How Rich Is The Philippine Biodiversity

This article describes the lavish gifts of nature to our natural resources in terms of rich biodiversity. Biodiversity refers to the phenomenon that the earth is populated by an increasing large number, variety and variability of living things.

The Philippines is admittedly one of the richest countries in the world as far as species biodiversity is concerned. Heaney and Regalado, in their book “Vanishing Treasures of the Philippine Rain Forest” published in 1998, captured the imagination of the science community and the rest of the Filipinos when they describe the Philippines as the “The Galapagos Islands times ten”. Galapagos Islands have a special meaning for biologists, because the unique plant and animal species composition and the high biodiversity of the place greatly influenced Darwin as he formulated the concept of evolution and the theory of natural selection.

Biodiversity is

an important characteristic of ecosystem that is related to the number of different species they contain. It is the wealth of all living things on Earth today that is the product of millions or billions of years of evolutionary period and history.
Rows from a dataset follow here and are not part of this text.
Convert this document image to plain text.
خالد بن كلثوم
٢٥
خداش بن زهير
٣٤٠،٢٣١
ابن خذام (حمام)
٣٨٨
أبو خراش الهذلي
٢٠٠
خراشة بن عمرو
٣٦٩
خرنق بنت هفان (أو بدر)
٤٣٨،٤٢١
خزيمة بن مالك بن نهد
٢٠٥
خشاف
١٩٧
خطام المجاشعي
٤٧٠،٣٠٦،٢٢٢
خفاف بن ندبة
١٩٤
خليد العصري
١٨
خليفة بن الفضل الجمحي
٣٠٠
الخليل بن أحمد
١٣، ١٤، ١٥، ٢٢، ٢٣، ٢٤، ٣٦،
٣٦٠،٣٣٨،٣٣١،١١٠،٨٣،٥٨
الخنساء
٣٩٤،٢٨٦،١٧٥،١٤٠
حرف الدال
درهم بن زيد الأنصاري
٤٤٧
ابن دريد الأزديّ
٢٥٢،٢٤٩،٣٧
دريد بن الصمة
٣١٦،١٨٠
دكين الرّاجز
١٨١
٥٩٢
The theory of natural selection states that, generally, it is the environment (or nature) that determines which of the new traits will or will continue in a population. The traits that persist will give the population high survival rates and high reproductive rates.

The Philippines is regarded as one of the 17 mega-diversity countries in the world because it is blessed with an exceptionally rich diversity of species and an amazing abundance of endemic species. Endemic species refers to those organisms that are found nowhere else in the world except the

particular place specified.

The Philippine Archipelago is composed of 7,107 islands with a total land area of one 30 million hectares. This means that, with the exception of Ecuador, the Philippines is the smallest of the 17 mega-diverse countries of the world. The Philippines covers only 2/100 of the total land area of the earth, yet 20,000 species of plants and animals were recorded here, half of which are found nowhere else in the world. Of the estimated 7,620 species of plants documented in the country, 5,832 are believed to be endemic. This puts the Philippines the 23rd ranking in the world and the 6th ranking in Southeast Asia in terms of plant diversity. The Philippines also occupies a world ranking of 4 in terms of bird endemism and 5 in terms of mammalian and reptilian endemism.

There are three major reasons why these species of living things are important to us. They are as follows:

  1. Species diversity serves as valuable biological resources that we depend on to provide our food, industrial and medical needs.
  2. Greater diversity of species provide more ecological services as well as aesthetic and cultural values of natural ecosystems, and
  3. Species of living organisms, especially those that are endemic to the Philippines, constitute not only national heritage but global patrimony as well.